None of the Blood Priests had succumbed.

So, Elijah once again assumed the Shape of the Scourge, donned the Guise of the Unseen, then headed out to pick off one of the footsoldiers steadily trudging toward the tunnel that would lead to the fortress.

He found a lone soldier after only a couple of minutes, then treated it the same way he’d attacked the wild troll he’d killed weeks before. After removing its arms and legs, Elijah dragged it closer to the spawn point. Then, he infected it with Nature’s Claim, then Spreading Blight before tossing it into the middle of the settlement.

He made sure to hit one of the Blood Priests.

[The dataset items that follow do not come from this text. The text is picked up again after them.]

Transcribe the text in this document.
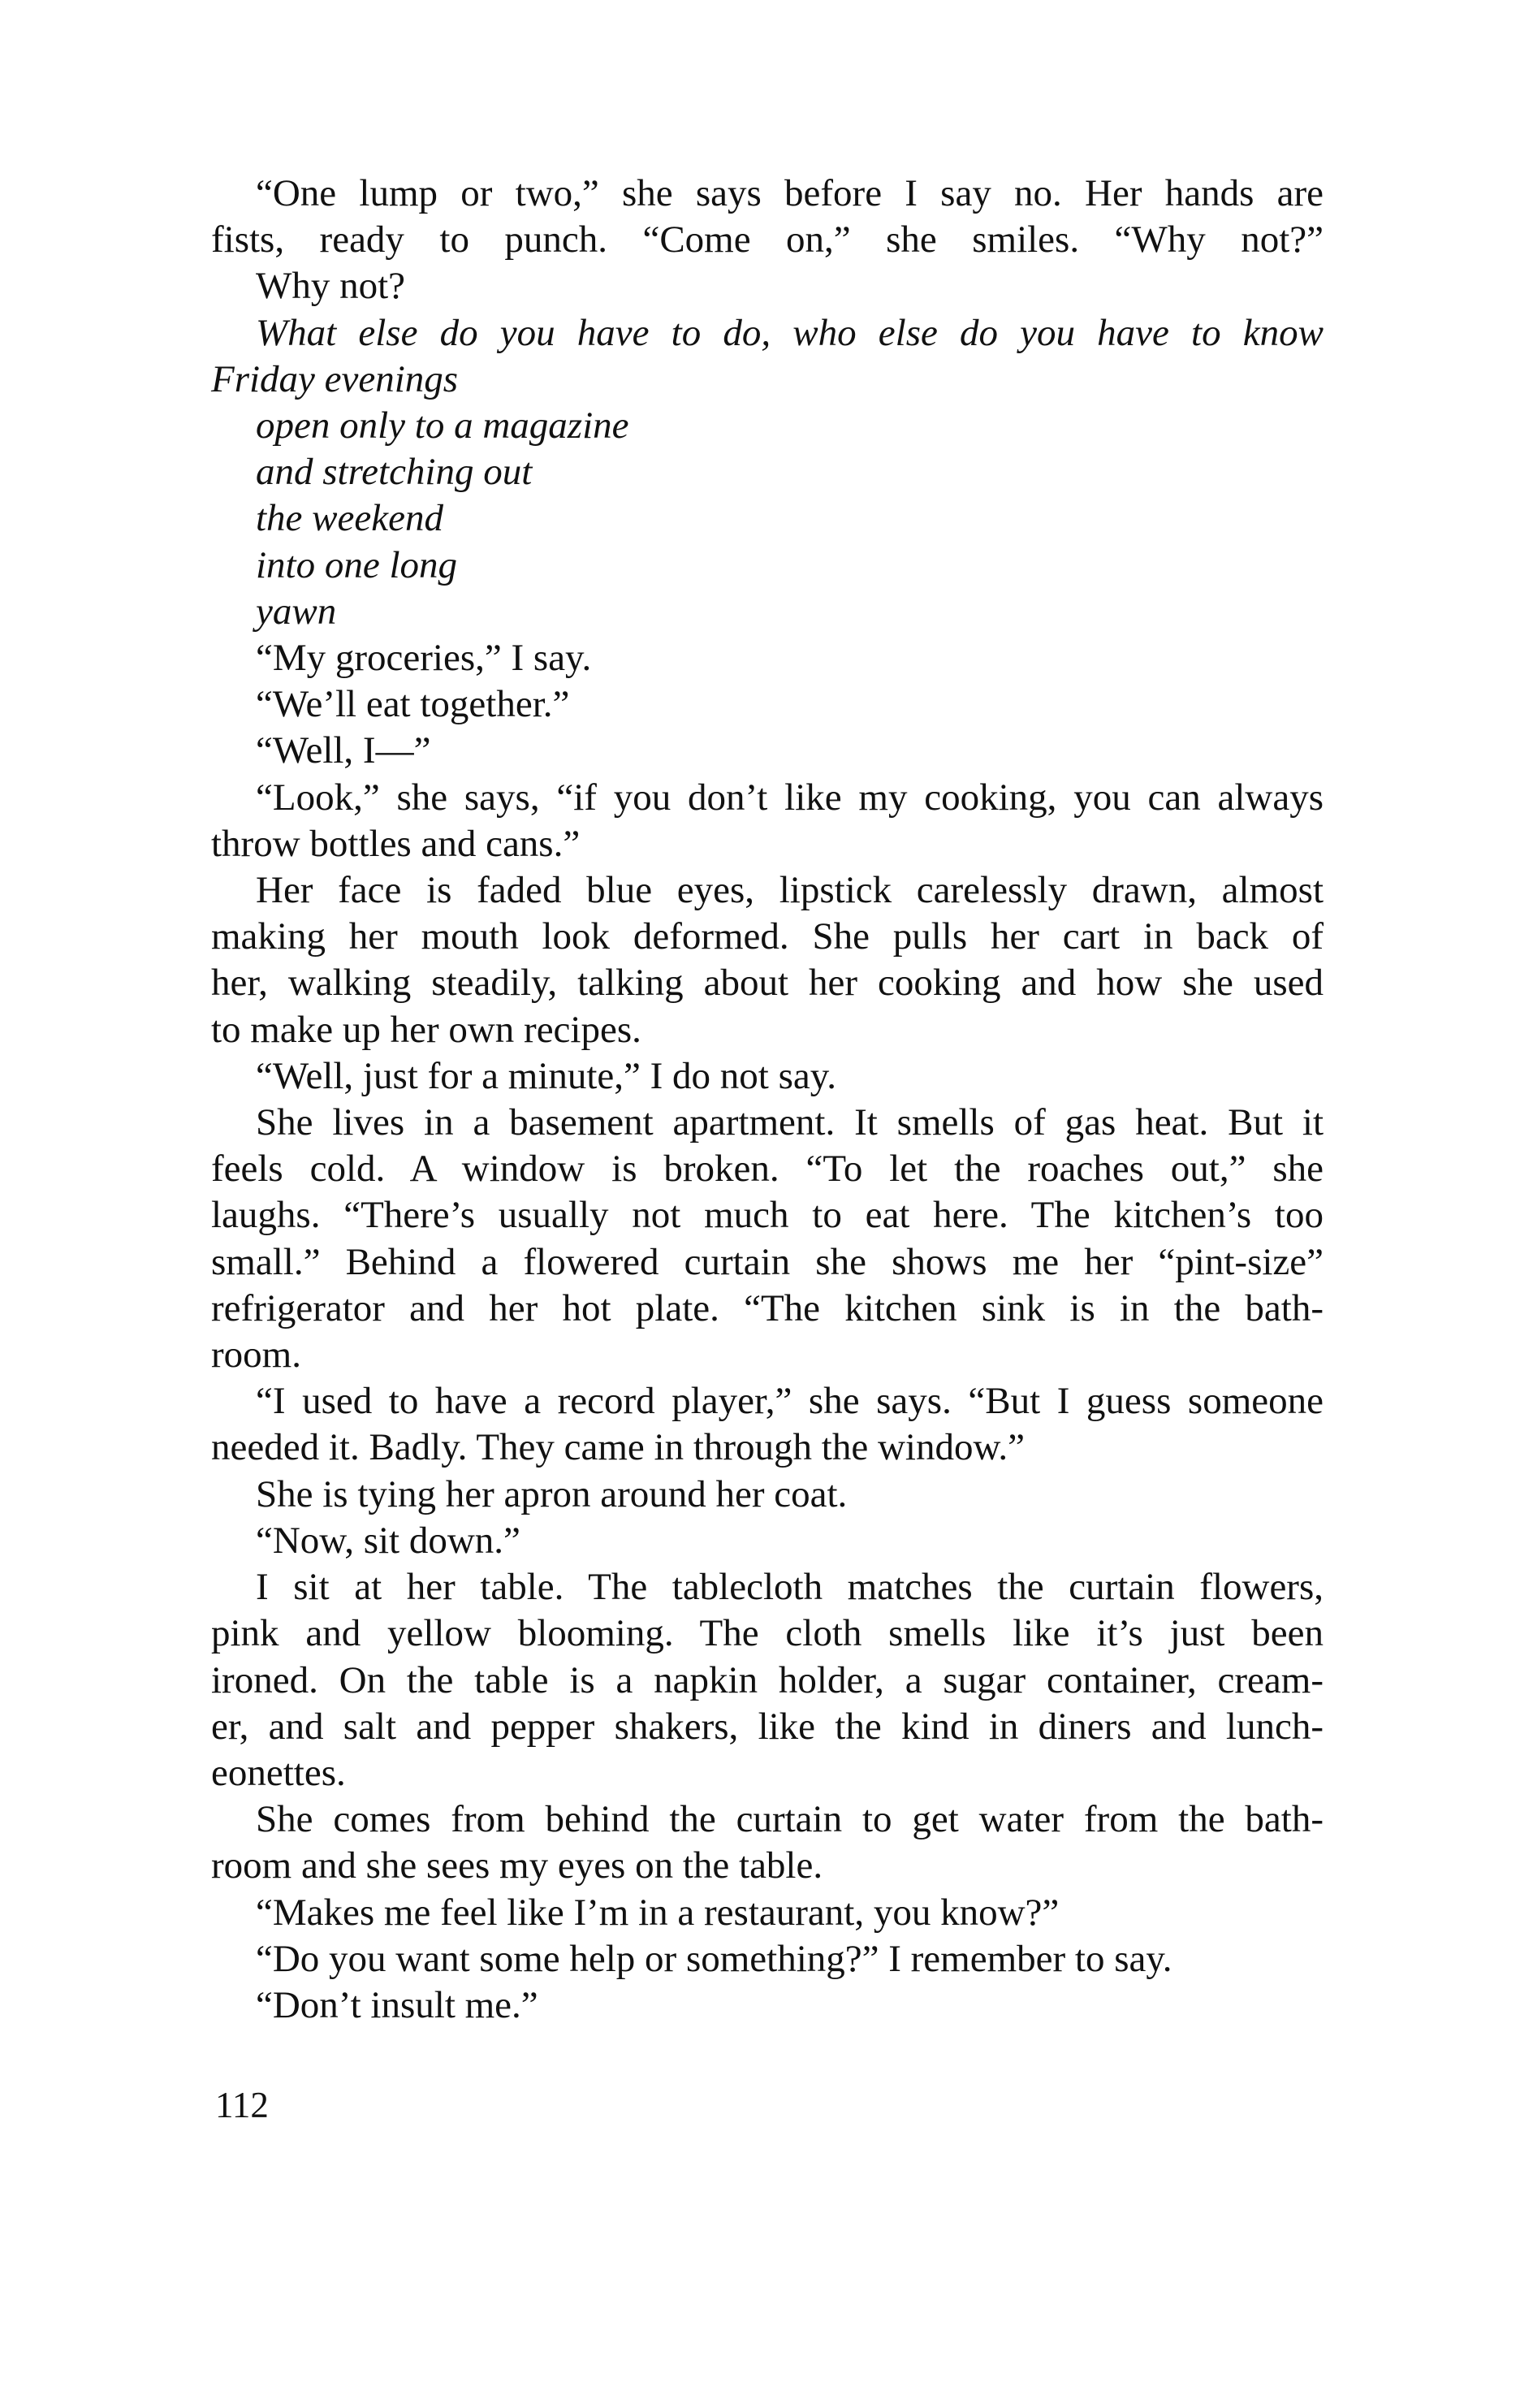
“One lump or two,” she says before I say no. Her hands are
fists, ready to punch. “Come on,” she smiles. “Why not?”
Why not?
What else do you have to do, who else do you have to know
Friday evenings
open only to a magazine
and stretching out
the weekend
into one long
yawn
“My groceries,” I say.
“We’ll eat together.”
“Well, I—”
“Look,” she says, “if you don’t like my cooking, you can always
throw bottles and cans.”
Her face is faded blue eyes, lipstick carelessly drawn, almost
making her mouth look deformed. She pulls her cart in back of
her, walking steadily, talking about her cooking and how she used
to make up her own recipes.
“Well, just for a minute,” I do not say.
She lives in a basement apartment. It smells of gas heat. But it
feels cold. A window is broken. “To let the roaches out,” she
laughs. “There’s usually not much to eat here. The kitchen’s too
small.” Behind a flowered curtain she shows me her “pint-size”
refrigerator and her hot plate. “The kitchen sink is in the bath-
room.
“I used to have a record player,” she says. “But I guess someone
needed it. Badly. They came in through the window.”
She is tying her apron around her coat.
“Now, sit down.”
I sit at her table. The tablecloth matches the curtain flowers,
pink and yellow blooming. The cloth smells like it’s just been
ironed. On the table is a napkin holder, a sugar container, cream-
er, and salt and pepper shakers, like the kind in diners and lunch-
eonettes.
She comes from behind the curtain to get water from the bath-
room and she sees my eyes on the table.
“Makes me feel like I’m in a restaurant, you know?”
“Do you want some help or something?” I remember to say.
“Don’t insult me.”
112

Then, he returned to Shape of the Scourge – and stealth – to watch the aftermath.

And it was better than he’d expected, but worse than he had hoped. A few of the trolls died, and everyone affected was obviously worse for wear. But they survived.

So, Elijah just shrugged and decided that there were only a couple other things to check out. But doing so would require him to wade into melee.

With a shrug of his shoulders, he stepped forward, ready to see just how durable the trolls really were. They could deal with afflictions, but could they cope with being ripped to pieces? Or burned to cinders? He was eager to find out.